Is the normal force at the top of a rollercoaster loop always directed upwards?

[mancity]

Homework Statement

why is the normal force at the top of a rollercoaster loop the same direction as the force of gravity?

Relevant Equations

f_n+f_g=f_c

 

[Halc]

why is the normal force at the top of a rollercoaster loop the same direction as the force of gravity?

Coincidence that they are depicted nearly equal, but the gravity vector is a function only of mass (and distance from Earth if it's a really tall loop), whereas the normal force is a function of mass, loop radius, and the speed at which the loop is taken.

That the normal vector at top and bottom appear similar implies implausibly that the speed is the same at top and bottom.
That the sum of the two component vectors in opposite direction add up to a larger magnitude vector is just wrong.

I also have issues with a_felt since one does not 'feel' gravitational acceleration. The guys in the ISS feel weightless despite having a coordinate acceleration in the frame of Earth.

 

[jbriggs444]

View attachment 332452

The left hand side of that drawing seems misleading. The sum of two oppositely directed vectors should not have a larger magnitude than either.

 

[Lnewqban]

Homework Statement: why is the normal force at the top of a rollercoaster loop the same direction as the force of gravity?
Relevant Equations: f_n+f_g=f_c

Welcome, @mancity !

The direction of any normal force is always perpendicular to the surface of contact between two bodies.
Therefore, in the case of the shown circle, the direction of the normal force at any point should be pointing towards or away the center of the geometrical circle.

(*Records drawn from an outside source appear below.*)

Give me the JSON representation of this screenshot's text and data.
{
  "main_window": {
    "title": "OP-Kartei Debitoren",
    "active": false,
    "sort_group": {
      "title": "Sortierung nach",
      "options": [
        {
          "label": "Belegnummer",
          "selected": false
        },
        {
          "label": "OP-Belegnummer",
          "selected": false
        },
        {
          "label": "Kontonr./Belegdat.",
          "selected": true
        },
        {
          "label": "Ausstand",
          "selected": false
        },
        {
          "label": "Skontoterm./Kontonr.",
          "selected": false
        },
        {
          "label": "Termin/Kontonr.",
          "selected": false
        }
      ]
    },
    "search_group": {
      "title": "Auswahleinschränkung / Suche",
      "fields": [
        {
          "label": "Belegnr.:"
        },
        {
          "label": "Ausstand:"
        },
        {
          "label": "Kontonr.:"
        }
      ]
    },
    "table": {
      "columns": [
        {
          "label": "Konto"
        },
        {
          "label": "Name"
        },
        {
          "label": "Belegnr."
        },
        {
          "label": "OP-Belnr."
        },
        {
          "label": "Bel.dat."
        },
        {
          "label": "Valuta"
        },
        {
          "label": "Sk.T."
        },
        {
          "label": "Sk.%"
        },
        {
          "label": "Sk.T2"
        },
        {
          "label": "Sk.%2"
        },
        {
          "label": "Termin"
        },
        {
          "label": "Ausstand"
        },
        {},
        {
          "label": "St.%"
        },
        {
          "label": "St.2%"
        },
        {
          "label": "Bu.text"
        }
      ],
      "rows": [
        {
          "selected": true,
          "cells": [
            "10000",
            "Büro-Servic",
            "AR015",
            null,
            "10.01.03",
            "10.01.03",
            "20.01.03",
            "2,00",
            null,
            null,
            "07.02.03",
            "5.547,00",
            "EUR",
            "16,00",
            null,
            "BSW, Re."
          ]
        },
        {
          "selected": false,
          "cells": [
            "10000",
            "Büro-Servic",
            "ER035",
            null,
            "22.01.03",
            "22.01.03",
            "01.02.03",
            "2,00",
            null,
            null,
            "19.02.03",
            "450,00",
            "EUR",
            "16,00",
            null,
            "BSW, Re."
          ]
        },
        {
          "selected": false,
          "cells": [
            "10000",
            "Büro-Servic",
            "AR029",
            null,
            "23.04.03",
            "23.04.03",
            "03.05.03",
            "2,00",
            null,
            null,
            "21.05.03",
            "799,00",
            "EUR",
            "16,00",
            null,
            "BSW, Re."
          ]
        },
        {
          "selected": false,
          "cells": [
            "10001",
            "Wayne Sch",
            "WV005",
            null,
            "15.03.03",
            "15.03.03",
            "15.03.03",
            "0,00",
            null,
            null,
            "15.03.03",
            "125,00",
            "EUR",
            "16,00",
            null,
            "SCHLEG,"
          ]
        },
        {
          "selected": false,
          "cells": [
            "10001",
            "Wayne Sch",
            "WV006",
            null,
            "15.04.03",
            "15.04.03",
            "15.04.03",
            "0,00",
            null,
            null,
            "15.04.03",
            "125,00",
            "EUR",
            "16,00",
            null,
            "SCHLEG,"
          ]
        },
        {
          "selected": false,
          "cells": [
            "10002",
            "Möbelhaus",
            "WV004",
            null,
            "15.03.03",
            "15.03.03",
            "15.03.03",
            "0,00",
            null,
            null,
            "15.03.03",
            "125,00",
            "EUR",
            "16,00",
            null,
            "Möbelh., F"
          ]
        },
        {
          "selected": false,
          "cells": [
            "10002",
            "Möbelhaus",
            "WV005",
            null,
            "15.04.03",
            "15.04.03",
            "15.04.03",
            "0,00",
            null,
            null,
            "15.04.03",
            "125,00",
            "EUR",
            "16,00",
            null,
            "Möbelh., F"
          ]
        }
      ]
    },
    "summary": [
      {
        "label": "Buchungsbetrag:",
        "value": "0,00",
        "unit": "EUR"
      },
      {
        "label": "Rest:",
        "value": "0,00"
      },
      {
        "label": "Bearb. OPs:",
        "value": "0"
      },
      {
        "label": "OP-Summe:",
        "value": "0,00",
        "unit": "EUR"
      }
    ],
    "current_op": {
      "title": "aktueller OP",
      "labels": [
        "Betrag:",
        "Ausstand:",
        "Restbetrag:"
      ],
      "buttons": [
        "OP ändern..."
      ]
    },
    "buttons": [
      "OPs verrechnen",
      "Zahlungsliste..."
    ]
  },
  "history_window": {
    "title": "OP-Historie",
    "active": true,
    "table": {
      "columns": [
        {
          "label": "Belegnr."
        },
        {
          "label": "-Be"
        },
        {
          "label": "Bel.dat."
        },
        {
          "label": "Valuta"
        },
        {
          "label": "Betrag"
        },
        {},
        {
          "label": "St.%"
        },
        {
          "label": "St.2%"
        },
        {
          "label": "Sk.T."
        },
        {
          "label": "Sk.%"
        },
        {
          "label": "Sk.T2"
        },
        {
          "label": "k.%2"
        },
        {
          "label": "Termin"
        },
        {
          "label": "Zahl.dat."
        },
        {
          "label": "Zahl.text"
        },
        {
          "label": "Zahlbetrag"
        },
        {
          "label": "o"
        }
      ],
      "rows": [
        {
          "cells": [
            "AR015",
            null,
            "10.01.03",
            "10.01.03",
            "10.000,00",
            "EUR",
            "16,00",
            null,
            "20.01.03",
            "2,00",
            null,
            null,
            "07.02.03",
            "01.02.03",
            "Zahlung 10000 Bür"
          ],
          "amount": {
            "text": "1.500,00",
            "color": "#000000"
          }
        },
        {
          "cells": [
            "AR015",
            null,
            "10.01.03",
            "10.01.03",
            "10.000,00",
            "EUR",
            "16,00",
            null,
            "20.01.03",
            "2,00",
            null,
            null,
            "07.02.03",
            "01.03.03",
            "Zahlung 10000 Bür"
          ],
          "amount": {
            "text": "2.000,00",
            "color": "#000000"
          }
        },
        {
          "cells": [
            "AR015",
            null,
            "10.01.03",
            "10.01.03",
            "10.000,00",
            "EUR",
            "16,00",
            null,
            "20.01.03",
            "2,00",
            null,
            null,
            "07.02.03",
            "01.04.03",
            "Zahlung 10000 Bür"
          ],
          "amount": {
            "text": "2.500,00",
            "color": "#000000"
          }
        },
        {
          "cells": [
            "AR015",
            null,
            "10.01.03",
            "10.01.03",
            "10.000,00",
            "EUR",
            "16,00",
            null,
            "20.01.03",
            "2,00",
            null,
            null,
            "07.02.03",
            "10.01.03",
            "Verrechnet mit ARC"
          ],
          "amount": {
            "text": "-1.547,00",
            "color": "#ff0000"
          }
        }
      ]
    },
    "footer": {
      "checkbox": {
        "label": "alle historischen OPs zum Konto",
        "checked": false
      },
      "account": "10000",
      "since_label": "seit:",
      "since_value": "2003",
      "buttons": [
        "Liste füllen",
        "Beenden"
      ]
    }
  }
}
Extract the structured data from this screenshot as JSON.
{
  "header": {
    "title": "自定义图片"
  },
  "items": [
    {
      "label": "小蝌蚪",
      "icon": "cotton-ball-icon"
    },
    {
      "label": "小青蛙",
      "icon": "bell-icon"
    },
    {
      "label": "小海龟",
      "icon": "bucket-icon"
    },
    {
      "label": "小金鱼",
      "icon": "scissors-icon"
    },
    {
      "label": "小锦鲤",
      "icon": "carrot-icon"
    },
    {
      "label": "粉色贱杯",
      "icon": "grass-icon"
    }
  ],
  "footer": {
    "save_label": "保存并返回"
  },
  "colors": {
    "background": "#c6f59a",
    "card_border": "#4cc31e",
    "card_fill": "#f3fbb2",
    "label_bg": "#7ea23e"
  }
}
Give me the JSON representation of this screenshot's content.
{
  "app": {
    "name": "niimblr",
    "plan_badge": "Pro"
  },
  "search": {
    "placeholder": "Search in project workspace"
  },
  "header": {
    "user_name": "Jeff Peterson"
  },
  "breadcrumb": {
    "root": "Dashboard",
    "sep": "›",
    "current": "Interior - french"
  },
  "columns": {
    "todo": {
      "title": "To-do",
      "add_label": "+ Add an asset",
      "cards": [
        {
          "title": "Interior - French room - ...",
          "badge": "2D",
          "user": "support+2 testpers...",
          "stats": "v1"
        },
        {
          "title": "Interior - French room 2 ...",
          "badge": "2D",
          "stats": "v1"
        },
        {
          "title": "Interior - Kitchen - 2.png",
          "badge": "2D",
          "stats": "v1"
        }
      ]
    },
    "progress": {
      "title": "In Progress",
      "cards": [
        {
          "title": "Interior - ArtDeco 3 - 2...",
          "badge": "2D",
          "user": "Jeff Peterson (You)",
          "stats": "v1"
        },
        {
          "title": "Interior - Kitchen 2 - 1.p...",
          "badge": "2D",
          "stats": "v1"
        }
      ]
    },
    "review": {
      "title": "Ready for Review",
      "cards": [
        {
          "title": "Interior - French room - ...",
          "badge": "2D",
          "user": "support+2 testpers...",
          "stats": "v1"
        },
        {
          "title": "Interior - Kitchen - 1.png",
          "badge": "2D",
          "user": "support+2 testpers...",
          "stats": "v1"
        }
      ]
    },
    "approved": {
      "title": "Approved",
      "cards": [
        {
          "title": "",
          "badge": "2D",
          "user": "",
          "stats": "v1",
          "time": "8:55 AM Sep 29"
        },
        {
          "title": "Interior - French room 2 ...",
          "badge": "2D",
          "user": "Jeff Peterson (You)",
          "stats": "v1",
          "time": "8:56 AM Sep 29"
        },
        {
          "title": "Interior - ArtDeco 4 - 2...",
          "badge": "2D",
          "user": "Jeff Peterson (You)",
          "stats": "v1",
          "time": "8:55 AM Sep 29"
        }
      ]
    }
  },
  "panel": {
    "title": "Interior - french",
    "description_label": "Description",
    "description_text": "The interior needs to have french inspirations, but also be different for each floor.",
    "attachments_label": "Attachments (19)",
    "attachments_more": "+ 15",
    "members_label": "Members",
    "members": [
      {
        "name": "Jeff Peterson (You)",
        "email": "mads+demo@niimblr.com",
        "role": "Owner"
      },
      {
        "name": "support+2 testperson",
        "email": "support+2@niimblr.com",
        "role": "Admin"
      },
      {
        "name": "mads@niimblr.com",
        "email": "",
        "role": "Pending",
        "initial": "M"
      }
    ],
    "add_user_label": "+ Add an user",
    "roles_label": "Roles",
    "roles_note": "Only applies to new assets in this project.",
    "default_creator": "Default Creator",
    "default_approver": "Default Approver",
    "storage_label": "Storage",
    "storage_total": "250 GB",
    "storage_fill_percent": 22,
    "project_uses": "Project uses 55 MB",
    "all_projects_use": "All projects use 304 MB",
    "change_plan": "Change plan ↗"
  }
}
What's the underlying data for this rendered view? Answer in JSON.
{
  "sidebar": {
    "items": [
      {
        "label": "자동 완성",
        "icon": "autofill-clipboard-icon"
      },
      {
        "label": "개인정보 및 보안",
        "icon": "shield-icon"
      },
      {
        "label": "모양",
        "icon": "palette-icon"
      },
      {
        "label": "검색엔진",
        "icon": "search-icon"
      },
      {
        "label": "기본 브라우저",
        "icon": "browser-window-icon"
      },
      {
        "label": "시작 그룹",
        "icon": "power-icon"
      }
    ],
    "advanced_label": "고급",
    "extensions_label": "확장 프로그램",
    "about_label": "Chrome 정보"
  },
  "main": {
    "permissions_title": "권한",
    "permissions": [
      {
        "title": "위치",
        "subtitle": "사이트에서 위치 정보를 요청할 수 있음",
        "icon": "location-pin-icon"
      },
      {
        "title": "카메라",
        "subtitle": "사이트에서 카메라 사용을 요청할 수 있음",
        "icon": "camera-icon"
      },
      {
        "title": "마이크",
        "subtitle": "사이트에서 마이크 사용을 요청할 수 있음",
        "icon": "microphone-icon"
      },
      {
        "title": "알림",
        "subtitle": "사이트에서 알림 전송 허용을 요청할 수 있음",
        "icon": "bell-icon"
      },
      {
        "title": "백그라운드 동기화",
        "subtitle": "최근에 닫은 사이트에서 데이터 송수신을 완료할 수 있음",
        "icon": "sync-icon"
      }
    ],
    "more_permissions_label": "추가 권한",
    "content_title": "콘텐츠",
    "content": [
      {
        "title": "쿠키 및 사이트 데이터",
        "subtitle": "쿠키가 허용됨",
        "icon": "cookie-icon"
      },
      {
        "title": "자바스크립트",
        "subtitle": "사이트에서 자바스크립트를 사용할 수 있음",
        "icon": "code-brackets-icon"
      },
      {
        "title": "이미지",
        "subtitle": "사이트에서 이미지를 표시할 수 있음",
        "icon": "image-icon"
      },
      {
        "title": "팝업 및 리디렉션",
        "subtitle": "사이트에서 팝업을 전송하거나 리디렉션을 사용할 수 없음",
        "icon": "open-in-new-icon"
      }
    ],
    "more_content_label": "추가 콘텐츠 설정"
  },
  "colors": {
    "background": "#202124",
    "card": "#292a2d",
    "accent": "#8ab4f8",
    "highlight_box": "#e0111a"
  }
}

The diagram represents the external forces acting on the car; hence, the normal shows the force with which the track is pushing against the wheels of the car: pointing always to the center of the loop.

Please, see:
https://www.physicsclassroom.com/class/circles/Lesson-2/Amusement-Park-Physics

 

[Cutter Ketch]

I believe the idea they are trying to convey is that the coaster is moving so fast and the curvature of the top of the hill is so tight that it takes more than just the force of gravity to keep the train on the tracks. The required v^2/r is greater than g, so there must be another downward force.

In those cases the rider feels negative g’s. (This is one of the things love about modern rollercoasters, so it’s very common). You float up in your seat and the only thing that keeps you from flying out of the car is the shoulder harness holding you down. More properly from the point of view of physics, the force of gravity isn’t enough to keep you following the train around the tightly curved top of the hill and you need an extra force holding you down.

Well, in those moments when you need an extra downward force to stay in the car it must also be true that the car needs an extra downward force to stay on the track. How do they manage that? If you look at the wheels of a modern steel coaster, you’ll see that they don’t just have wheels on top of the track. The wheels are in a bracket that has wheels on the top, sides, and bottom of the tubular steel track. That means that the wheels can hold down as well as hold up. The riders can experience negative Gs, and in those cases the presence of the underside wheels allow the track to provide a downward normal force so the train stays on the tracks.

 

[haruspex]

Coincidence that they are depicted nearly equal

@mancity did not ask about magnitudes, only directions.

why is the normal force at the top of a rollercoaster loop the same direction as the force of gravity?

Two bodies in contact exert equal and opposite repulsive forces on each other. The components of these two forces which are normal to the plane of contact are called the normal forces.
At the top of the loop, the track is above the cart, so a repulsive force exerted by the track on the cart is necessarily downwards, making it the same direction as gravity.

Did you think that the normal force on a body always acts upwards? I have seen that misunderstanding before.